Updated CI - how can we automatically get the assignment rules for a VIT to update to reflect the change?

Teena H · ‎05-02-2022

Hello
First, I'd like confirmation that my assumption about VIT assignment rules is correct - by default they only execute when a VIT is first created?

Second, if that is true, is there a job/business we can configure to re-run the assigment rules based upon a CI's approval/assignment groups being modified?

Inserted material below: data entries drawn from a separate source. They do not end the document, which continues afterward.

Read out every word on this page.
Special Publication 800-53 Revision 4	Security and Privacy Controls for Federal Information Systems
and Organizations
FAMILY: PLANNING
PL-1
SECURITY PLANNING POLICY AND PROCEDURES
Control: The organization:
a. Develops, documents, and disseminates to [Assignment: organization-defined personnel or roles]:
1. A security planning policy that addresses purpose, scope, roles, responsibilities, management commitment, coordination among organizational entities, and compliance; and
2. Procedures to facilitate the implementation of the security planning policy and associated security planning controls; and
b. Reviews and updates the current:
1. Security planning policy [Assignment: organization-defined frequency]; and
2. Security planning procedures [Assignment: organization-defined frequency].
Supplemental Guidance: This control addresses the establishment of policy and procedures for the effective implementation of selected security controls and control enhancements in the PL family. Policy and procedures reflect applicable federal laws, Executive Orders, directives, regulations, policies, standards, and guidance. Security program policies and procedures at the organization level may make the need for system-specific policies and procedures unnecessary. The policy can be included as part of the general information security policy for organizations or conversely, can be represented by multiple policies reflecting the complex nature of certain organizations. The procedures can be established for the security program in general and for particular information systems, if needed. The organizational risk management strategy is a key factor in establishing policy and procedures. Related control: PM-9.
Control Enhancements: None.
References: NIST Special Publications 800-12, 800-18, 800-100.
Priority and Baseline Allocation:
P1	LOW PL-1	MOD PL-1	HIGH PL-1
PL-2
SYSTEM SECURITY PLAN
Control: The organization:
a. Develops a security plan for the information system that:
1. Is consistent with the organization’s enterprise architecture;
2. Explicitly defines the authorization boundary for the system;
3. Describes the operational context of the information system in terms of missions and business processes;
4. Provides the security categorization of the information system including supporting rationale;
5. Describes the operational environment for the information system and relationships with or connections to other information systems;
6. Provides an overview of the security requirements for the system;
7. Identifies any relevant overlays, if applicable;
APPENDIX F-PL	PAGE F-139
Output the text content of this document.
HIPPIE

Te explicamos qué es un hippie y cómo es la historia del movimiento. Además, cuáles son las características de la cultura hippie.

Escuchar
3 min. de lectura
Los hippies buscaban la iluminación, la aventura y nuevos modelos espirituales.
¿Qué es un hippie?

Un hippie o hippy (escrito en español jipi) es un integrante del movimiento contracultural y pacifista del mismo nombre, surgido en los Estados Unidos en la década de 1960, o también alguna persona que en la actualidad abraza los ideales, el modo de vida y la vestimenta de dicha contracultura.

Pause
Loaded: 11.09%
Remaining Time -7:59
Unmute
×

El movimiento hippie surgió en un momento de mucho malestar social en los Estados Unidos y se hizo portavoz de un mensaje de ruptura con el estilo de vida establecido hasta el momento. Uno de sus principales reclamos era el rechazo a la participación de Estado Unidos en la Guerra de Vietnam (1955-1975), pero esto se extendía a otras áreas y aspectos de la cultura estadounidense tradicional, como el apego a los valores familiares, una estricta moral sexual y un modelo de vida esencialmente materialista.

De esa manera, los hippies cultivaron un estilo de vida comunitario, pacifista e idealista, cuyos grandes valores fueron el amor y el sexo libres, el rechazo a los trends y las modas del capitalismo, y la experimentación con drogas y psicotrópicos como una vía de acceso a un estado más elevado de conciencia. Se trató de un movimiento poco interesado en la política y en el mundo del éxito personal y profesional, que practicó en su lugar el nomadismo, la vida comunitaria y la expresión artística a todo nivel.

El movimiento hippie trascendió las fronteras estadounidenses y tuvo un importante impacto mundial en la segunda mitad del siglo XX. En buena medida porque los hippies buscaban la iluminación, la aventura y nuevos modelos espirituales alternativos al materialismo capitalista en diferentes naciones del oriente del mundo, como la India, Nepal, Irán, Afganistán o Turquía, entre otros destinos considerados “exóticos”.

Has anyone solved this problem?

Shivam Sarawagi · ‎05-02-2022

Hi,

Assignment rules are run on the VIT which are getting created newly. Also, there is an option to reapply from the rules you can check the scheduled job "Reapply all vulnerability assignment rules" this you can run one time to reapply assignment rules on all the items (depends on the number of VITs it will take a while).

If this is very frequent and the assignment group of CI is getting changed almost daily then you can have a BR on the CI table and reevaluate the assignment of the impacted VITs.

Teena H · ‎05-02-2022

Assignment group of the CI is not changed daily - running the reapply rules seems to execute across all 4 million VITs and takes a very long time, and is a manual solution to kick off, but I'd like to see it operate only across a subset of those VITs linked to CIs that have changed as we have assignment rules which assign vulns according to the approval/assignment group fields.

Chris McDevitt · ‎05-03-2022

Hi,

So in theory I would:

Detect if the CI groups have changed
Determine if the CI has an open VI(s)
Flag that VI(s)
Run a scheduled job on those flagged VI(s)

Teena H · ‎05-04-2022

This is what I am thinking - would you do this as a business rule or a scheduled job?